I would have described the BLT as:
“Bacon, lettuce and tomato on toast, with mayo if you want.”
I don’t think I would be a very good menu writer, and yet:
Why is bacon today always “Applewood smoked bacon?” What is so friggin special about applewood?
If I order a sandwich with lettuce, I sort of just expect it to be crisp.
“Oh I’m sorry sir did you order crisp lettuce? We charge extra for crisp, most of our customers prefer limp lettuce.”
Most tomatoes are red, aren’t they? Because when I order something with tomatoes I don’t believe I need to request, “red, not green” do I? And really, if the tomato is not fresh please just tell me you are all out of tomatoes.

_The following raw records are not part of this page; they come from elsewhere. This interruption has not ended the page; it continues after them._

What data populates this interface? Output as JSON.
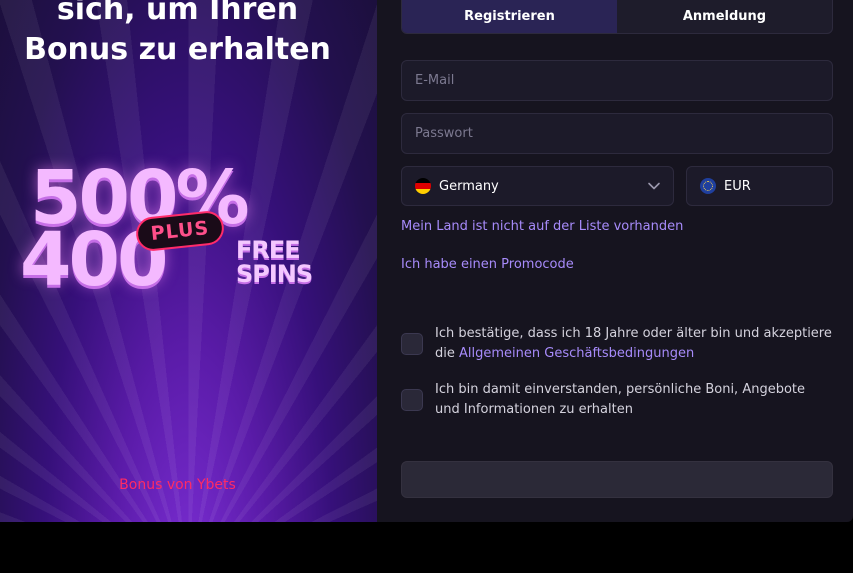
{
  "promo": {
    "title_line1": "sich, um Ihren",
    "title_line2": "Bonus zu erhalten",
    "percent": "500%",
    "plus": "PLUS",
    "spins_count": "400",
    "free": "FREE",
    "spins": "SPINS",
    "caption": "Bonus von Ybets"
  },
  "tabs": [
    {
      "label": "Registrieren",
      "active": true
    },
    {
      "label": "Anmeldung",
      "active": false
    }
  ],
  "form": {
    "email_placeholder": "E-Mail",
    "email_value": "",
    "password_placeholder": "Passwort",
    "password_value": "",
    "country": {
      "flag_icon": "germany-flag-icon",
      "value": "Germany"
    },
    "currency": {
      "flag_icon": "eu-flag-icon",
      "value": "EUR"
    },
    "link_country_missing": "Mein Land ist nicht auf der Liste vorhanden",
    "link_promocode": "Ich habe einen Promocode",
    "consent_terms_text": "Ich bestätige, dass ich 18 Jahre oder älter bin und akzeptiere die",
    "consent_terms_link": "Allgemeinen Geschäftsbedingungen",
    "consent_terms_checked": false,
    "consent_marketing_text": "Ich bin damit einverstanden, persönliche Boni, Angebote und Informationen zu erhalten",
    "consent_marketing_checked": false
  },
  "colors": {
    "accent_link": "#a78bfa",
    "promo_caption": "#ff2a64",
    "active_tab": "#2a2455",
    "panel_bg": "#16141f"
  }
}
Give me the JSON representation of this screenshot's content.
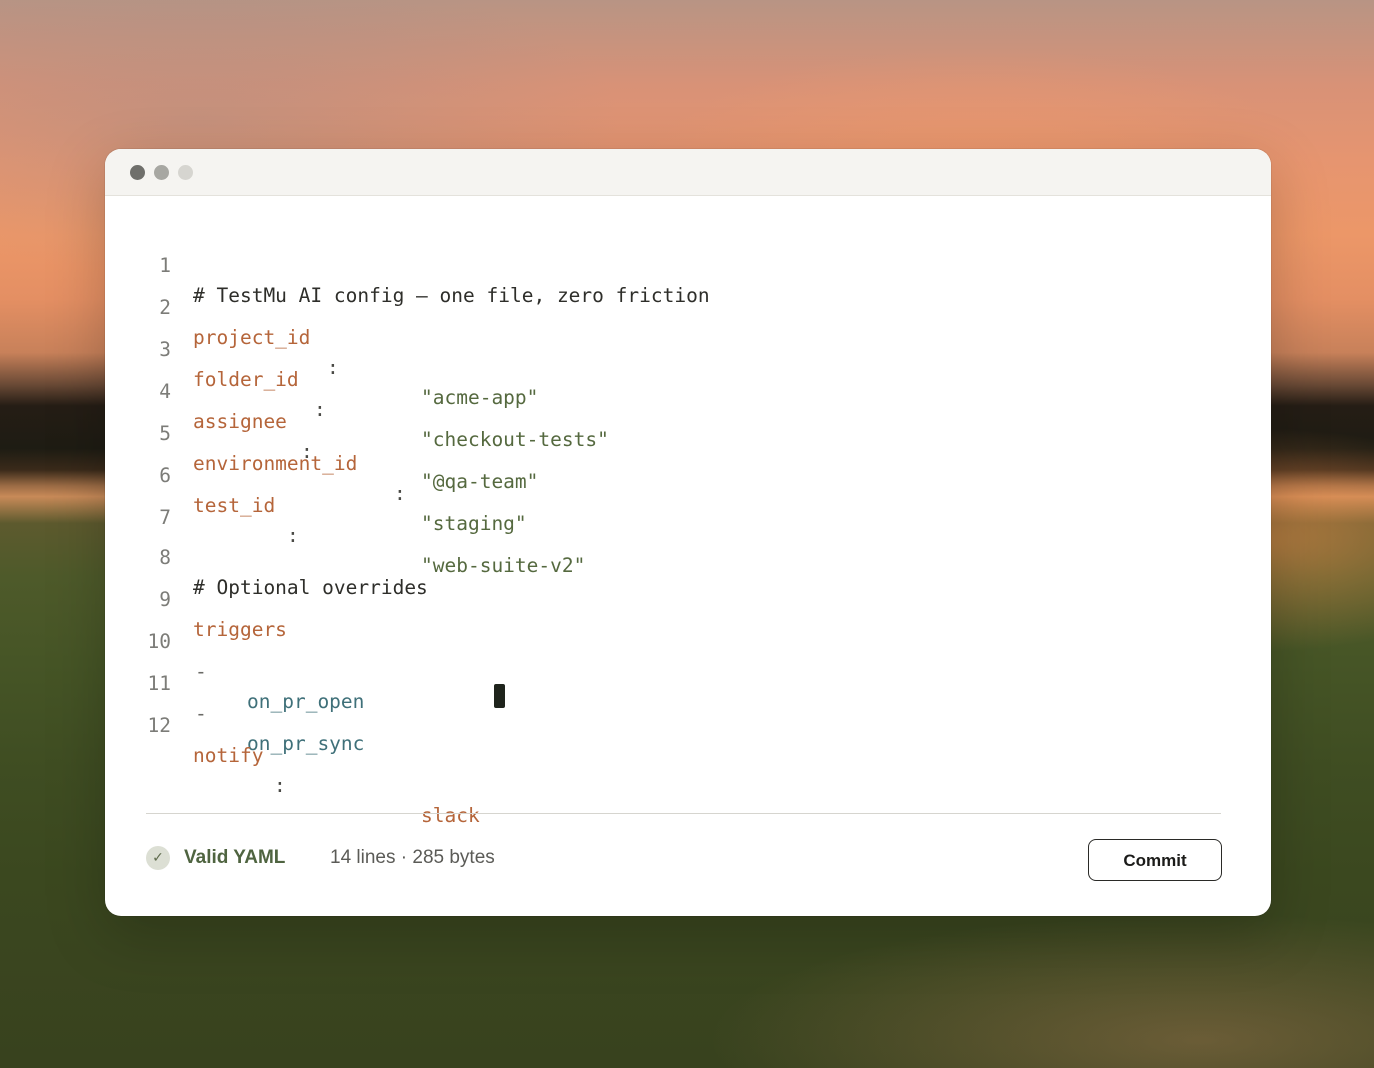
{
  "editor": {
    "lines": [
      {
        "num": "1",
        "comment": "# TestMu AI config — one file, zero friction"
      },
      {
        "num": "2",
        "key": "project_id",
        "colon": ":",
        "value": "\"acme-app\""
      },
      {
        "num": "3",
        "key": "folder_id",
        "colon": ":",
        "value": "\"checkout-tests\""
      },
      {
        "num": "4",
        "key": "assignee",
        "colon": ":",
        "value": "\"@qa-team\""
      },
      {
        "num": "5",
        "key": "environment_id",
        "colon": ":",
        "value": "\"staging\""
      },
      {
        "num": "6",
        "key": "test_id",
        "colon": ":",
        "value": "\"web-suite-v2\""
      },
      {
        "num": "7"
      },
      {
        "num": "8",
        "comment": "# Optional overrides"
      },
      {
        "num": "9",
        "key": "triggers"
      },
      {
        "num": "10",
        "dash": "-",
        "item": "on_pr_open"
      },
      {
        "num": "11",
        "dash": "-",
        "item": "on_pr_sync"
      },
      {
        "num": "12",
        "key": "notify",
        "colon": ":",
        "value": "slack"
      }
    ]
  },
  "status": {
    "valid_label": "Valid YAML",
    "stats": "14 lines · 285 bytes",
    "check_glyph": "✓"
  },
  "actions": {
    "commit_label": "Commit"
  },
  "colors": {
    "key": "#b5653a",
    "string": "#55693f",
    "list_item": "#3f7079",
    "valid": "#4f6440"
  }
}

I have to question the perfectly toasted bread thing. What is perfect? Can I have it my way? Lightly toasted, or toasted golden brown or burnt to a crisp if I want…I’ll tell you what is perfectly toasted!

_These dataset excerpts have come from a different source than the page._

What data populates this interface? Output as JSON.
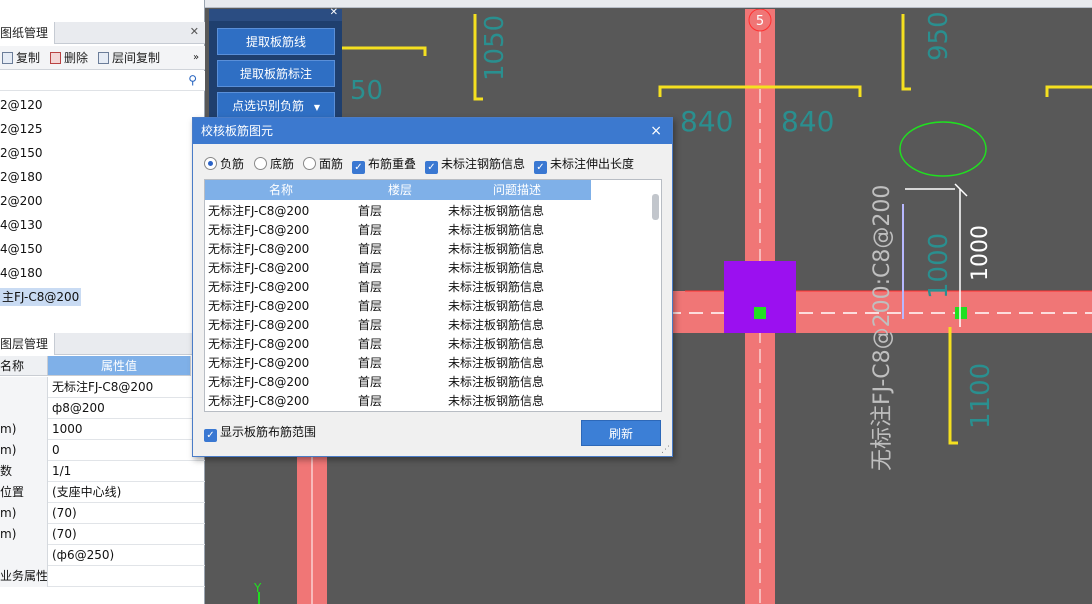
{
  "left_panel": {
    "drawing_tab": "图纸管理",
    "toolbar": {
      "copy": "复制",
      "delete": "删除",
      "copy_between_floors": "层间复制"
    },
    "items": [
      "2@120",
      "2@125",
      "2@150",
      "2@180",
      "2@200",
      "4@130",
      "4@150",
      "4@180",
      "主FJ-C8@200"
    ],
    "selected_index": 8,
    "layer_tab": "图层管理",
    "prop_header": {
      "name": "名称",
      "value": "属性值"
    },
    "props": [
      {
        "k": "",
        "v": "无标注FJ-C8@200"
      },
      {
        "k": "",
        "v": "ф8@200"
      },
      {
        "k": "m)",
        "v": "1000"
      },
      {
        "k": "m)",
        "v": "0"
      },
      {
        "k": "数",
        "v": "1/1"
      },
      {
        "k": "位置",
        "v": "(支座中心线)"
      },
      {
        "k": "m)",
        "v": "(70)"
      },
      {
        "k": "m)",
        "v": "(70)"
      },
      {
        "k": "",
        "v": "(ф6@250)"
      },
      {
        "k": "业务属性",
        "v": ""
      }
    ]
  },
  "cmd_panel": {
    "buttons": [
      "提取板筋线",
      "提取板筋标注",
      "点选识别负筋"
    ],
    "dropdown_arrow": "▼"
  },
  "canvas": {
    "axis_label": "5",
    "dims": [
      "1050",
      "950",
      "840",
      "840",
      "50",
      "1000",
      "1000",
      "1100"
    ],
    "rebar_label": "无标注FJ-C8@200:C8@200",
    "y_axis": "Y"
  },
  "dialog": {
    "title": "校核板筋图元",
    "close": "×",
    "options": {
      "neg_bar": "负筋",
      "bottom_bar": "底筋",
      "top_bar": "面筋",
      "overlap": "布筋重叠",
      "unlabeled_info": "未标注钢筋信息",
      "unlabeled_extend": "未标注伸出长度"
    },
    "columns": [
      "名称",
      "楼层",
      "问题描述"
    ],
    "rows": [
      [
        "无标注FJ-C8@200",
        "首层",
        "未标注板钢筋信息"
      ],
      [
        "无标注FJ-C8@200",
        "首层",
        "未标注板钢筋信息"
      ],
      [
        "无标注FJ-C8@200",
        "首层",
        "未标注板钢筋信息"
      ],
      [
        "无标注FJ-C8@200",
        "首层",
        "未标注板钢筋信息"
      ],
      [
        "无标注FJ-C8@200",
        "首层",
        "未标注板钢筋信息"
      ],
      [
        "无标注FJ-C8@200",
        "首层",
        "未标注板钢筋信息"
      ],
      [
        "无标注FJ-C8@200",
        "首层",
        "未标注板钢筋信息"
      ],
      [
        "无标注FJ-C8@200",
        "首层",
        "未标注板钢筋信息"
      ],
      [
        "无标注FJ-C8@200",
        "首层",
        "未标注板钢筋信息"
      ],
      [
        "无标注FJ-C8@200",
        "首层",
        "未标注板钢筋信息"
      ],
      [
        "无标注FJ-C8@200",
        "首层",
        "未标注板钢筋信息"
      ]
    ],
    "show_range": "显示板筋布筋范围",
    "refresh": "刷新"
  }
}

What the hell is the just right amount of mayo? Can I decide, or is there a mayo standard? How about putting a blob of mayo on the side and I’ll decide what is the perfect amount.
Apparently bullshit sells.
This always pisses me off at a restaurant; al dente pasta! I like my pasta soft and limp (don’t even go there Scott P.) Is there some rule that pasta has to be al dente? I think people order pasta al dente just because it sounds sophisticated and worldly. I don’t care, I’m old. When I order my pasta I ask, “And boil the crap outa it, I like it limp and mushy.”
Cheese used to be Swiss or American. I always just like Velveeta. I know it is not really cheese, but is a “cheese like product.” Cheese today seems to suddenly always be Asiago Cheese. Sometimes they even call it “The” Asiago cheese like it is something everyone demands but is so difficult to find. Did they just invent Asiago cheese?
I love this one, “Were running some specials today.” Today’s restaurant special is yesterday’s crap that didn’t sell out.
Descriptions and names are what push the product at a restaurant.
I love Chilean sea bass. I’m not so sure I would order the “Patagonian Toothfish.”
|Chilean Sea Bass/Patagonian Toothfish...same thing!|
I’ll take mine without the head please.